Mountain Wilderness Schweiz
twitter.com icon
facebook.com icon

Bergsport und Umwelt

Natur- und Outdoor-Sportarten in den Bergen liegen voll im Trend. Vom klassischen Wandern bis zum extremen Mixed-Klettern ziehen viele verschiedene Berg- und Trendsportarten Jahr für Jahr mehr Leute in die Alpen. Das ist sehr begrüssenswert, denn nur was man kennt und schätzt, ist man auch bereit zu schützen. Andererseits geht dieser Outdoor-Trend nicht spurlos an der Bergnatur vorbei. Bei allen Berg- und Trendsportarten können Konflikte mit der Natur und mit anderen Nutzergruppen auftreten. Ob und wie stark die Konflikte und Schäden sind, hängt im Wesentlichen vom «wie» der Ausübung der Sportart ab.

Umweltkonflikte

Bei der Anreise in die Berge wird viel Energie verbraucht und eine grosse Menge Schadstoffe in die Luft geblasen. mountain Wilderness bietet alternative Konzepte und Hilfsmittel für einen Alpinismus mit dem ÖV. Nur ein bewusster und schonender Umgang mit der begrenzten Ressource «Bergnatur» ermöglicht einen nachhaltigen Bergsport.
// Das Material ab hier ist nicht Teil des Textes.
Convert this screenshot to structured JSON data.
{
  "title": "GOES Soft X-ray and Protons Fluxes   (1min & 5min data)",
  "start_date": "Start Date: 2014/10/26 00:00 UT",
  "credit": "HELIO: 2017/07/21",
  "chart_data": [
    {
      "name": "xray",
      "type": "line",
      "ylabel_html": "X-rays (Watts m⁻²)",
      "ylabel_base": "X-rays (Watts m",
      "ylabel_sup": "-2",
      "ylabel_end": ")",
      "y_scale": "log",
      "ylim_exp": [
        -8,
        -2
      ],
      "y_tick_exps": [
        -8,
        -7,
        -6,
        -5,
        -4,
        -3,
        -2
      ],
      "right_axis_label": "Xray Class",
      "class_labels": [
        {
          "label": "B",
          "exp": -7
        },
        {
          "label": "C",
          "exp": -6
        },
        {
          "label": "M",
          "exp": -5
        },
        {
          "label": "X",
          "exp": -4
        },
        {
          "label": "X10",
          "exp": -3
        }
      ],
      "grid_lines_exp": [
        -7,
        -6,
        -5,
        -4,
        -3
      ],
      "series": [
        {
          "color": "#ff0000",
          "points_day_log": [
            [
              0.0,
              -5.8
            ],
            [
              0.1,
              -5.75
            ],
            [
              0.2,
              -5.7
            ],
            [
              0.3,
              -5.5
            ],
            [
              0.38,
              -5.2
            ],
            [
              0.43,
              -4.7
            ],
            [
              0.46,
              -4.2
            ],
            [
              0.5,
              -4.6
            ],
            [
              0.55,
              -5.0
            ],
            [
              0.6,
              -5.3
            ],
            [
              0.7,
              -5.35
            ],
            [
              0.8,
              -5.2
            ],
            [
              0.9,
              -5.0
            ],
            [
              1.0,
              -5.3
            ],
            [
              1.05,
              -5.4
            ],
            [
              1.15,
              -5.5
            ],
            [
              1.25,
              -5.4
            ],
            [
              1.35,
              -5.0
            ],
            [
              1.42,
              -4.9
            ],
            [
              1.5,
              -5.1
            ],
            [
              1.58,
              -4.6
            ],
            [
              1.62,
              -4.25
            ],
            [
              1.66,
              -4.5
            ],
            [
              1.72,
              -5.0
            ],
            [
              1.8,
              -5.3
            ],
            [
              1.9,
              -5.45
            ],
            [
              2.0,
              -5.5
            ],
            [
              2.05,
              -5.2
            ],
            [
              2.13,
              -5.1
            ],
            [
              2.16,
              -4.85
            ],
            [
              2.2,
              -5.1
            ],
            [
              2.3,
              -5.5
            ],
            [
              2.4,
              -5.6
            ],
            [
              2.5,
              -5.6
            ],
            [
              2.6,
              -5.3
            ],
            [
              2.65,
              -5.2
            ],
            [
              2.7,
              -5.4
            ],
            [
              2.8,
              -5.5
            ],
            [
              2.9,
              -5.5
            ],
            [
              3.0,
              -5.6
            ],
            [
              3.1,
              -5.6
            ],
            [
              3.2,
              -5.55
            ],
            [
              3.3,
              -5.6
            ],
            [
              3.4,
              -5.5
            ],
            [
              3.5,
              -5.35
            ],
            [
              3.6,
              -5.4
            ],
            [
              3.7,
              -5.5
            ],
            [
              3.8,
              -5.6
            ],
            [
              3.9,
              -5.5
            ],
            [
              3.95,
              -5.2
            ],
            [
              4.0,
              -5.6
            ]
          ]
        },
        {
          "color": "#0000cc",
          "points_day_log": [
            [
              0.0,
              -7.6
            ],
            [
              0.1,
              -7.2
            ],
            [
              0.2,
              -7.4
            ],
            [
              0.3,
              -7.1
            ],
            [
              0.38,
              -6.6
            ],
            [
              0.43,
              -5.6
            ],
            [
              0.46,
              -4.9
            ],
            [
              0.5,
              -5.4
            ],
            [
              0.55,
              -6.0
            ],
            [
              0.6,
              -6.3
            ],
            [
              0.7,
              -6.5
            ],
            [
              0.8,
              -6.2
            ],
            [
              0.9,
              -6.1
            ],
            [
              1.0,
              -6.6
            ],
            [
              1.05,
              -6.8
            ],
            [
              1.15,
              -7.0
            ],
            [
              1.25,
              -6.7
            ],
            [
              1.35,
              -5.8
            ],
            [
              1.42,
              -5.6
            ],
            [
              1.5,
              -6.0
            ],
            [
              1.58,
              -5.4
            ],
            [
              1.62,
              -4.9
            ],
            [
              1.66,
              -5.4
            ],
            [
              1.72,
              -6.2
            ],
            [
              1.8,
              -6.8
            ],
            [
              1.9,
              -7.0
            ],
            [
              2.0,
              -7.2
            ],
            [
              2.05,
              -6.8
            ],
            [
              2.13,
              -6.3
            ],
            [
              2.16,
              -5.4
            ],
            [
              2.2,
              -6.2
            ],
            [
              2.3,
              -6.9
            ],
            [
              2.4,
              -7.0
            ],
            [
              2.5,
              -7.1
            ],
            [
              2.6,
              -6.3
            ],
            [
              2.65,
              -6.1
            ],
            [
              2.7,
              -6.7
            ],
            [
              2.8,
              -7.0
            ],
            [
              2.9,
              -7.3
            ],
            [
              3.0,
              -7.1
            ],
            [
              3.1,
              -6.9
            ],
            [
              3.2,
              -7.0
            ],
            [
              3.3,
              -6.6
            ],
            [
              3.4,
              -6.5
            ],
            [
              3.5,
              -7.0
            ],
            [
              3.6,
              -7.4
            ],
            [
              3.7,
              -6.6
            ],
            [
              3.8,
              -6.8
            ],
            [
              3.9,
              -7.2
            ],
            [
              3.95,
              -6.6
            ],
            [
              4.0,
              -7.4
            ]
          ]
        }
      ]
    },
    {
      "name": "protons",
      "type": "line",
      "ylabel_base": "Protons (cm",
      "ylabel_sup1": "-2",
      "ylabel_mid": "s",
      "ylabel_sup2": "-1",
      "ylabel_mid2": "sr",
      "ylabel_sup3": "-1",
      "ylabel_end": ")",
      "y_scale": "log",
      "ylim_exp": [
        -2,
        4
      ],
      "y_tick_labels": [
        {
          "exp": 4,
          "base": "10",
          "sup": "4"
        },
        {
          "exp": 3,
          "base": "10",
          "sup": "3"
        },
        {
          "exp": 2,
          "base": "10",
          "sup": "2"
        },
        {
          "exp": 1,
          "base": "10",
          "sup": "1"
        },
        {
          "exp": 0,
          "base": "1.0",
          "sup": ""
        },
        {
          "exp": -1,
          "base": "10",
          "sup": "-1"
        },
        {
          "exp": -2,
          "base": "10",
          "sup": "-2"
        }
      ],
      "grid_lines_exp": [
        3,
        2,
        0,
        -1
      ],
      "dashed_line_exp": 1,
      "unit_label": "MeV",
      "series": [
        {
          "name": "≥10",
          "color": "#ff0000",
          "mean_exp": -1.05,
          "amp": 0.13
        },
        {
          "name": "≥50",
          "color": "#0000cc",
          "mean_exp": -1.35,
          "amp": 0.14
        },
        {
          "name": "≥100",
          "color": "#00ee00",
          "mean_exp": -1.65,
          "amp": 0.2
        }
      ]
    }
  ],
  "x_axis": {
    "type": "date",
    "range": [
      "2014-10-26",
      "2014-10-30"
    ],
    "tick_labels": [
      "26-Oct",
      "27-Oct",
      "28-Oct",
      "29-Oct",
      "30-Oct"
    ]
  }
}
Überall wo Menschen regelmässig in der Natur unterwegs sind, hinterlassen sie Spuren – meist mehr als nur die schnell vergänglichen Fussspuren im Schnee oder im Sand. Pflanzen werden zertreten oder überfahren, die Bodenerosion wird verstärkt; Wildtiere werden beim Fressen oder Ruhen gestört und in die Flucht getrieben; Abfälle und Fäkalien bleiben liegen. Die Fachstelle Bergsport und Wildnis von mountain Wilderness,  setzt auf Information und Sensibilisierung: «Trendsport in den Bergen - ja, aber...»

Nutzungskonflikte

mountain wilderness fördert den Bergsport als ganzheitliches Erlebnis. Bei Touren sollten die regionalen, kulturellen und kulinarischen Besonderheiten nicht zu kurz kommen. Nur ein bewusster Umgang im Sinne des Langsamtourismus bringt ein vielseitiges Erlebnis.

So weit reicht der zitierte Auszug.